The term nakba has a similar resonance for Palestinians as the Hebrew word shoah – normally used to describe the Nazi Holocaust – does for Israelis and Jews. Its inclusion in a book for the children of Arabs, who make up about a fifth of the Israeli population, drives at the heart of a polarised debate over what Israelis call their "war of independence": the 1948 conflict which secured the Jewish state after the British left Palestine, and led to the flight of 700,000 Palestinians, most of whom became refugees.
Netanyahu spoke for many Jewish Israelis two years ago when he argued that using the word nakba in Arab schools was tantamount to spreading propaganda against Israel.
Palestinians have always maintained that the 1948 refugees were the victims of Israeli "ethnic cleansing". But in recent years a new generation of revisionist Israeli historians has rejected the old official narrative that the Palestinians, supported by the neighbouring Arab states, were responsible for their own misfortune.
Reflecting those changing perceptions, Ehud Olmert, Israel's last prime minister and leader of the centrist Kadima party, referred to Palestinian "suffering" at the Annapolis peace conference in 2007.
Netanyahu's Likud takes a different view. "There is no reason to present the creation of the Israeli state as a catastrophe in an official teaching programme," said the education minister, Gideon Saar.
"The objective of the education system is not to deny the legitimacy of our state, nor promote extremism among Arab-Israelis." There was bitter controversy in 2007 when nakba was introduced into a book for use in Arab schools only, by the then education minister, Yuli Tamir of the centre-left Labour party.

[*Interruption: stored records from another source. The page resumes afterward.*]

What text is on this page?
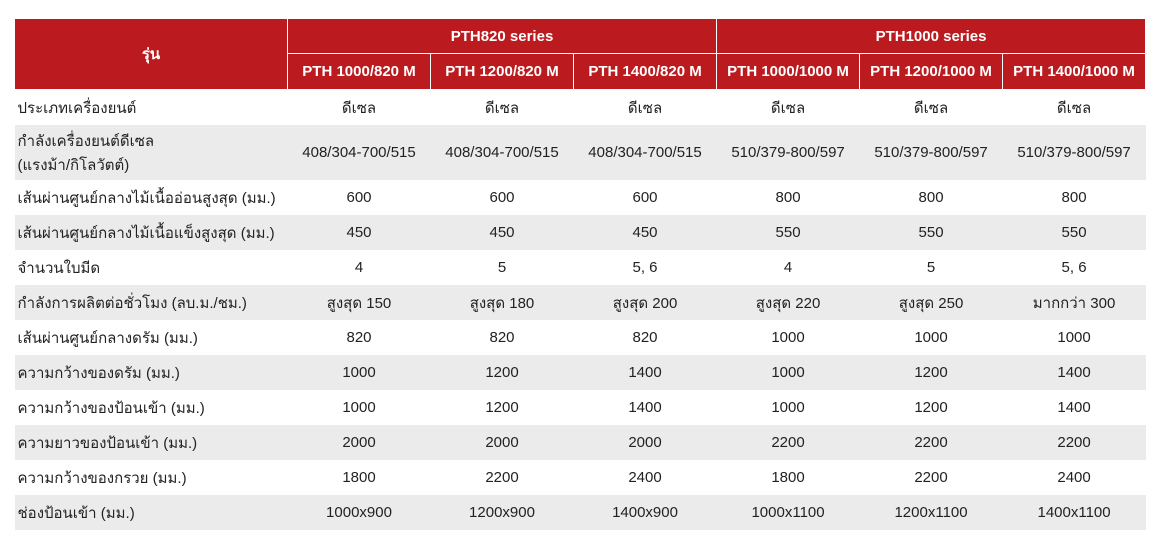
รุ่น	PTH820 series			PTH1000 series		
	PTH 1000/820 M	PTH 1200/820 M	PTH 1400/820 M	PTH 1000/1000 M	PTH 1200/1000 M	PTH 1400/1000 M
ประเภทเครื่องยนต์	ดีเซล	ดีเซล	ดีเซล	ดีเซล	ดีเซล	ดีเซล
กำลังเครื่องยนต์ดีเซล
(แรงม้า/กิโลวัตต์)	408/304-700/515	408/304-700/515	408/304-700/515	510/379-800/597	510/379-800/597	510/379-800/597
เส้นผ่านศูนย์กลางไม้เนื้ออ่อนสูงสุด (มม.)	600	600	600	800	800	800
เส้นผ่านศูนย์กลางไม้เนื้อแข็งสูงสุด (มม.)	450	450	450	550	550	550
จำนวนใบมีด	4	5	5, 6	4	5	5, 6
กำลังการผลิตต่อชั่วโมง (ลบ.ม./ชม.)	สูงสุด 150	สูงสุด 180	สูงสุด 200	สูงสุด 220	สูงสุด 250	มากกว่า 300
เส้นผ่านศูนย์กลางดรัม (มม.)	820	820	820	1000	1000	1000
ความกว้างของดรัม (มม.)	1000	1200	1400	1000	1200	1400
ความกว้างของป้อนเข้า (มม.)	1000	1200	1400	1000	1200	1400
ความยาวของป้อนเข้า (มม.)	2000	2000	2000	2200	2200	2200
ความกว้างของกรวย (มม.)	1800	2200	2400	1800	2200	2400
ช่องป้อนเข้า (มม.)	1000x900	1200x900	1400x900	1000x1100	1200x1100	1400x1100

"In no country in the world does an educational curriculum refer to the creation of the country as a 'catastrophe'," Saar told MPs in the Knesset yesterday. "There is a difference between referring to specific tragedies that take place in a war – either against the Jewish or Arab population – as catastrophes, and referring to the creation of the state as a catastrophe."
Arab MP Hana Sweid accused the government of "nakba denial". The follow-up committee for Arab education said: "Palestinian-Arab society in Israel has every right to preserve its collective memory, including in its school curriculums."
Jafar Farrah, director of Mossawa (Equality), an Israeli-Arab advocacy group, told Reuters the decision to excise the term nakba only "complicated the conflict". He called it an attempt to distort the truth and seek confrontation with the country's Arab population.
Yossi Sarid, a dovish former education minister, said the decision showed insecurity. "Zionism has already won in many ways, and can afford to be more confident," he said. "We need not be afraid of a word."
Israeli Arab activists have also pledged to carry on marking Nakba Day in the face of planned legislation that would withhold government money from institutions that fund activity deemed detrimental to the state.
These include commemorating the nakba – on the same day as Independence Day – "rejecting Israel's existence as the state of the Jewish people" and supporting an "armed struggle or terrorist acts" against Israel. An initial version proposed by the far-right foreign minister Avigdor Lieberman would have banned all Nakba commemorations and carried sentences of up to three years in prison.